Ok, I'm back: and I just barely sneaked under my goal.  I'd have done better if I hadn't fallen to the siren call of 70% Kallari Chocolate (fair trade, no less) that cost me $4.99.  Sadly my shopping cart had no mast to which I could lash myself, and the chocolate came home clutched in my hot little hand.  Other than that, I got the London Broil ($8.03), a Bell and Evan's Chicken & and extra pack of wings ($12 and $3.99 - big ouch), a variety of cereals, some fruit, a couple of avacados... bla bla bla.

So, what am I having for dinner?  
Steak & Roasted Potatoes (adapted from Nigella Lawson's fabulous book Nigella Express):

preheat oven to 450.  Slice up potatoes into 2 inch chunks, toss with olive oil & sea salt, slam into oven until done (20min or so)

Meanwhile, slather steak with olive oil and salt on both sides and let it sit while you heat a skillet large enough for the steak to sear comfortably. When your pan is smoking, turn the heat to medium and slap in the steak.  Sear on each side for 4-5 min, without checking or you'll lose all the lovely crunch from the salt and oil.

While your meat is searing, cut up a lemon and squeeze 1/2 of it into 1/4 cup of olive oil.  Throw in some herbs (I used the wilty parsley, Nigella prefers thyme, but oregano, cilantro, just about what ever you have will be awesome -- even capers would be good), along with a couple of smashed garlic cloves, a couple of pinches of sea or Kosher salt and a grind of pepper.  Swish with a fork or a whisk, then pour it all onto a rimmed plate or baking dish large enough to hold the steak.

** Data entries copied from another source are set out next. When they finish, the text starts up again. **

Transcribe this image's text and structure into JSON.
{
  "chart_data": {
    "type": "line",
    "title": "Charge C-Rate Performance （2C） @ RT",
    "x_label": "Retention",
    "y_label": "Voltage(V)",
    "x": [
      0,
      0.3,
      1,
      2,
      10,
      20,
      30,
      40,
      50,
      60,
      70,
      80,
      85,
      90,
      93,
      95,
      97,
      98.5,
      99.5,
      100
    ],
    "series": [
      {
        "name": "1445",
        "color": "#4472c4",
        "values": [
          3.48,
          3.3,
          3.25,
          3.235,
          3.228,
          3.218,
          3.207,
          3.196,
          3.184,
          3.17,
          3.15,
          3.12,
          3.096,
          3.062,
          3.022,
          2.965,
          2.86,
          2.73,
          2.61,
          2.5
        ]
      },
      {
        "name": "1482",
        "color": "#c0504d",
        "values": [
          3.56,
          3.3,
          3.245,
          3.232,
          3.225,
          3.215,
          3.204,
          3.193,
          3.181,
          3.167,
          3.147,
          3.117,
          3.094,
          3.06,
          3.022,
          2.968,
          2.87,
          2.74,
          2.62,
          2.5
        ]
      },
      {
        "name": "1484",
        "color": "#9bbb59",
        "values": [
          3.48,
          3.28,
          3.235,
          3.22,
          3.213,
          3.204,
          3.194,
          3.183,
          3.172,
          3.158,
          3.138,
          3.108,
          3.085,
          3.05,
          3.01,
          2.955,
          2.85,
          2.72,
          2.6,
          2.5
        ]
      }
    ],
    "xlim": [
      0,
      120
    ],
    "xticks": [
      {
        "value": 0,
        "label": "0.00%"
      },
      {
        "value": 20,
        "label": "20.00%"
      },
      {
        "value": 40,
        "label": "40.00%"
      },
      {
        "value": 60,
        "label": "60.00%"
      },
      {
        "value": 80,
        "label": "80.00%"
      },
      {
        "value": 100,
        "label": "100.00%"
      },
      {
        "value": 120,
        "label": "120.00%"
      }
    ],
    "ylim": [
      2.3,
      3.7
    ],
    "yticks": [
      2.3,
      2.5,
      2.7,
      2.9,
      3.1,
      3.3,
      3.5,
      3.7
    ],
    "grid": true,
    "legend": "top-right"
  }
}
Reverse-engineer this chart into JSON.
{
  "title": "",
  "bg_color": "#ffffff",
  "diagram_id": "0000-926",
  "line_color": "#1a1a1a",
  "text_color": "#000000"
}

When the steak is done, plonk it onto the serving dish right into the olive oil and lemon juice, and wait 4 minutes, then flip it and wait another four.  Cut it up into slices -- and swish the potatoes in the sauce.  This is amazingly yummy and easy. 

Famous Chicken and Pasta

Roast a chicken, or use left over roast chicken -- or better yet, send someone to the grocery to buy a hot rotisserie chicken.  Take all the meat off the bone*.  While you are doing this, boil some pasta.  I always seem to have half bags or boxes of pasta lying around, and I just throw it all into a big pot and hope it all cooks to the same doneness.  Moments before the pasta is done, toss a bag of frozen peas into the water, then drain it all and return to pot. Swirl a tiny bit of olive oil into the pasta so it doesn't stick.  Throw the chicken into the pot with the pasta and peas, as well as any accumulated juices.  If there are no juices -- or if the juices don't seem to be enough,  then open a small can, or box of low sodium chicken broth and pour about 1/4 to 1/2 a cup into the pot with the chicken.  If you have some parsley, throw that in.  If you have thyme, strip the leaves off the stems and throw that in.  Salt and pepper to taste -- I always use kosher or sea salt.  Turn the burner on low, and stir like crazy while you reheat the whole thing. This is the easiest meal you will ever make, and it is so delicious that your children will always ask for it.  At least, mine do.

* stick the bones in a freezer bag and freeze to use to make chicken soup later.